UBC Theses and Dissertations
The development of reading skills of children with English as a Second language Lipka, Orly
The first study examined the development of reading, spelling and syntactic skills in English speakers (L1) and children with English as a Second language (ESL) from kindergarten to grade 3. This longitudinal study also investigated procedures for identifying reading difficulties in the early grades of elementary school for both English speakers and children with ESL. Reading, spelling, phonological processing, syntax, lexical access and working memory skills were assessed in kindergarten. Additional tasks were incorporated into the battery to assess cognitive and reading processes in grade 3. By the end of grade 3, the L1 and ESL normally achieving readers performed in similar ways on all tasks except on the spelling, arithmetic and syntactic awareness tasks. The ESL normally achieving readers performed better than the L1 on spelling and arithmetic tasks, however the L1 normally achieving readers performed better than the ESL on the syntactic awareness task. Similar cognitive and reading components predicted word reading and reading comprehension in grade 3 for both language groups. The results show that learning English as a second language is not an impediment to successful literacy learning, and may even be an advantage. In the second part of this study we examine whether the first language of children with ESL affected the reading, spelling and syntactic awareness in English.
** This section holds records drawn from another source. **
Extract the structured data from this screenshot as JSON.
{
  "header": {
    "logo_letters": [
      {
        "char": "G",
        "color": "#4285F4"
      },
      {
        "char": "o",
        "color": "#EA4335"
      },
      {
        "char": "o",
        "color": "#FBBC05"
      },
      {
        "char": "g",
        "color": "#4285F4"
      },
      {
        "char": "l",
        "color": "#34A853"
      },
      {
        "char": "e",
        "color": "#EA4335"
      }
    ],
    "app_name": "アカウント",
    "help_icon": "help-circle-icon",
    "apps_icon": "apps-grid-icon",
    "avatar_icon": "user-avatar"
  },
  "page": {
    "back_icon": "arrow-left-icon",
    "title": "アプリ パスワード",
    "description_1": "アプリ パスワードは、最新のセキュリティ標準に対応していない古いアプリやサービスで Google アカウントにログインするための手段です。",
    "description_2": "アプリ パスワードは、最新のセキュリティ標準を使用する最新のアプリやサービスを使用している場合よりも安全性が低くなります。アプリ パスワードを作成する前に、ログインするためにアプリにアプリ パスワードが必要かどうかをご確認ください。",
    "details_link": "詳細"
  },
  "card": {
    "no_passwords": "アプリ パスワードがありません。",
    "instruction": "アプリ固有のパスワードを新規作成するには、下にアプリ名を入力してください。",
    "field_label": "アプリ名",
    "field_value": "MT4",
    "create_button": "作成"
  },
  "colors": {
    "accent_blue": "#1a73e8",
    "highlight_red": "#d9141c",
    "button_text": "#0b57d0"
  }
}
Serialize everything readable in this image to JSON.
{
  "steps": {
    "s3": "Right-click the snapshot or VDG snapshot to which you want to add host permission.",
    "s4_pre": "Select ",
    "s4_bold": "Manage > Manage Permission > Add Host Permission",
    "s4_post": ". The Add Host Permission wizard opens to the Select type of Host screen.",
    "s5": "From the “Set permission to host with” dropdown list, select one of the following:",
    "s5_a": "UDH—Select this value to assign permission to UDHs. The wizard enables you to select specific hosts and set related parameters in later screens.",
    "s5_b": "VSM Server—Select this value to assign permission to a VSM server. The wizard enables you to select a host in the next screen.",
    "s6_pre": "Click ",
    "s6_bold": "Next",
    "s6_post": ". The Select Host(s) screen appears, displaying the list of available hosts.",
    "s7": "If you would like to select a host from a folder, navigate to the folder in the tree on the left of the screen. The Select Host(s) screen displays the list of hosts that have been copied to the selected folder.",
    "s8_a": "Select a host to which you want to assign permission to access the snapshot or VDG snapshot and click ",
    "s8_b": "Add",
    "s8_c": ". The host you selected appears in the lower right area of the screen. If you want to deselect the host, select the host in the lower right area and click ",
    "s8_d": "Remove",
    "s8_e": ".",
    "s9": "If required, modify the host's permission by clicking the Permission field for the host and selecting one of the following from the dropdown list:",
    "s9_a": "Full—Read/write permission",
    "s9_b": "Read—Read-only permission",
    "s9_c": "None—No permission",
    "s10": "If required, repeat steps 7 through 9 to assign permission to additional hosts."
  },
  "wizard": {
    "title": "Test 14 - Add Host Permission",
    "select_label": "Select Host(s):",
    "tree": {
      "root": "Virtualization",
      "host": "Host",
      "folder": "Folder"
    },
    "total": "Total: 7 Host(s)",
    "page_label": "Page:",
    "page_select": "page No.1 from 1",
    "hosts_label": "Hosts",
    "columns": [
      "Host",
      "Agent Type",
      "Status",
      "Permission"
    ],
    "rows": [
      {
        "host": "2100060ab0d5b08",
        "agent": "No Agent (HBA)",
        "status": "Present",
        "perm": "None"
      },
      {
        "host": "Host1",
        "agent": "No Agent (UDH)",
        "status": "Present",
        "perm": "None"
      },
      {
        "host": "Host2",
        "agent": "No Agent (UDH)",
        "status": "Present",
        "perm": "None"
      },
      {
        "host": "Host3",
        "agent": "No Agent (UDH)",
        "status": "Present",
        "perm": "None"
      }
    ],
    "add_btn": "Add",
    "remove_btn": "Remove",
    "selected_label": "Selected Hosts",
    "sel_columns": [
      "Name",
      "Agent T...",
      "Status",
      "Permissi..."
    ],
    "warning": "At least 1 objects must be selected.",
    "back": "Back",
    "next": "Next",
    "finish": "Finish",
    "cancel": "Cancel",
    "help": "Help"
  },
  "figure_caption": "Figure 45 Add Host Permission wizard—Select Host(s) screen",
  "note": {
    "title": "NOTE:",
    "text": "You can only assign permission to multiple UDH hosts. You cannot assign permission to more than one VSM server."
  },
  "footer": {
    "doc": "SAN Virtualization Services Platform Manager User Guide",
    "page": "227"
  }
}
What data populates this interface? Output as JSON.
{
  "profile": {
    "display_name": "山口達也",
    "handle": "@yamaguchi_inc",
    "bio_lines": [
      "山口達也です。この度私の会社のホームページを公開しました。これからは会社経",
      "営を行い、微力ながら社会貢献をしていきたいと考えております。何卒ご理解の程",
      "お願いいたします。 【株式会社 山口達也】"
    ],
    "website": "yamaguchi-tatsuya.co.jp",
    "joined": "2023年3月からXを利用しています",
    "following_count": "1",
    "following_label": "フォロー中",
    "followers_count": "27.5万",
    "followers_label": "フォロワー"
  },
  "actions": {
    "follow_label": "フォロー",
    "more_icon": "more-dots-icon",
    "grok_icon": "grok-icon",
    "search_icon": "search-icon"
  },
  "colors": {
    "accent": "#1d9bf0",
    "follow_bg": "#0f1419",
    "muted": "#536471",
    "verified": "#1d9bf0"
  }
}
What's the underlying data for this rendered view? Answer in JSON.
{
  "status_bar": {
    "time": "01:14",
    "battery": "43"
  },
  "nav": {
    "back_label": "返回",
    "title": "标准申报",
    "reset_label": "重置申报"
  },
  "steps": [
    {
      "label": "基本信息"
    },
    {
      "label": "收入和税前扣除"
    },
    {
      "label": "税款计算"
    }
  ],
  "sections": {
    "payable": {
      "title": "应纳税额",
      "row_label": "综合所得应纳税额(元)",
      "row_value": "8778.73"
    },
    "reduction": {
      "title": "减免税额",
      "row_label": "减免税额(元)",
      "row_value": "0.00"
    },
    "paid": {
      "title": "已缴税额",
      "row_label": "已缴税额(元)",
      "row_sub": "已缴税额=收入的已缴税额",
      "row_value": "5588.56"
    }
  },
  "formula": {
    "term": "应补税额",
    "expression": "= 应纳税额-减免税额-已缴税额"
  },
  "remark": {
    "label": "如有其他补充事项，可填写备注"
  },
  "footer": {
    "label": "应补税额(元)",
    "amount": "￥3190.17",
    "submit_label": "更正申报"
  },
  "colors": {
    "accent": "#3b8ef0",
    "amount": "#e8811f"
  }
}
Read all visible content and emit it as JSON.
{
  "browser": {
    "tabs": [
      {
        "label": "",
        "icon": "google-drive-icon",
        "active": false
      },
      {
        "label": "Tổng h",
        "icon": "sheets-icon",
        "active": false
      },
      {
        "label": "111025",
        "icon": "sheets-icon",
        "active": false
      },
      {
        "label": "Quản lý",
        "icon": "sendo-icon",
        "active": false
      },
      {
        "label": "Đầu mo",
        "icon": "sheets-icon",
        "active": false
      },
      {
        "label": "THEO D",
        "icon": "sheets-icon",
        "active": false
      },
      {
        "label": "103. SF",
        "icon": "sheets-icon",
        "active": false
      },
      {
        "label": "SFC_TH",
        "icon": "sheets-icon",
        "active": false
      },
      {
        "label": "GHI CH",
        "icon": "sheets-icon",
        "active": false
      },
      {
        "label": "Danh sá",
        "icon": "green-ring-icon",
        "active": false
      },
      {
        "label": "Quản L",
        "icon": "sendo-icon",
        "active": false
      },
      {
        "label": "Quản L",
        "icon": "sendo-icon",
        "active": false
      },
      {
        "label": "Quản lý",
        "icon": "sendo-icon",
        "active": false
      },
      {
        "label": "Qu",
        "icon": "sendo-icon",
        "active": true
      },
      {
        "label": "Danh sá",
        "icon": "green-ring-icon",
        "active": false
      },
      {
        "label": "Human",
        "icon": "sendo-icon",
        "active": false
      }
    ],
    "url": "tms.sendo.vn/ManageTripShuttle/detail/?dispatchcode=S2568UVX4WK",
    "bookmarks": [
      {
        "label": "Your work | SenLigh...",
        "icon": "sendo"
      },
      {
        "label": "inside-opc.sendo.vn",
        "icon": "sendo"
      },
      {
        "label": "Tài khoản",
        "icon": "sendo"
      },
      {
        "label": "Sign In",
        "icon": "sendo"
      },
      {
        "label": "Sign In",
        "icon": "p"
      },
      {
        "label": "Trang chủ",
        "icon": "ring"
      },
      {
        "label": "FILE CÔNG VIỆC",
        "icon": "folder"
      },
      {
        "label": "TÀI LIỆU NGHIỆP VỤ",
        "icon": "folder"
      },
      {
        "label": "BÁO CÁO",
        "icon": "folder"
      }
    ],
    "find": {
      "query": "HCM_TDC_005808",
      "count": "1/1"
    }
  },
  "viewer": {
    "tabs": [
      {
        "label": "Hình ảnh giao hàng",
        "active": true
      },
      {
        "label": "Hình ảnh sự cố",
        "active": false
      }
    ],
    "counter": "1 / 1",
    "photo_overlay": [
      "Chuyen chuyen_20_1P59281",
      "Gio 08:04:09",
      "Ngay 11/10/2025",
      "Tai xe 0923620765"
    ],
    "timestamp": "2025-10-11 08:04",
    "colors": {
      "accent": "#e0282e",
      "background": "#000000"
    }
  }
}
Seven language groups, Chinese, Farsi, Slavic, Japanese, Romance, Tagalog, and native English speakers groups, were compared in a cross sectional study. This study included all the children with ESL in kindergarten and grades 1, 2 and 3. The results demonstrated positive as well as negative effects in spelling and syntactic skills, resulting from the transfer to English for members of different language groups. Differences across language groups reflect the nature of the native language. Specifically, a positive transfer occurred when the L1 grammar system was more complex than the L2 grammar system. When investigating second language it is necessary to consider the native language and effect on the acquisition of a second language.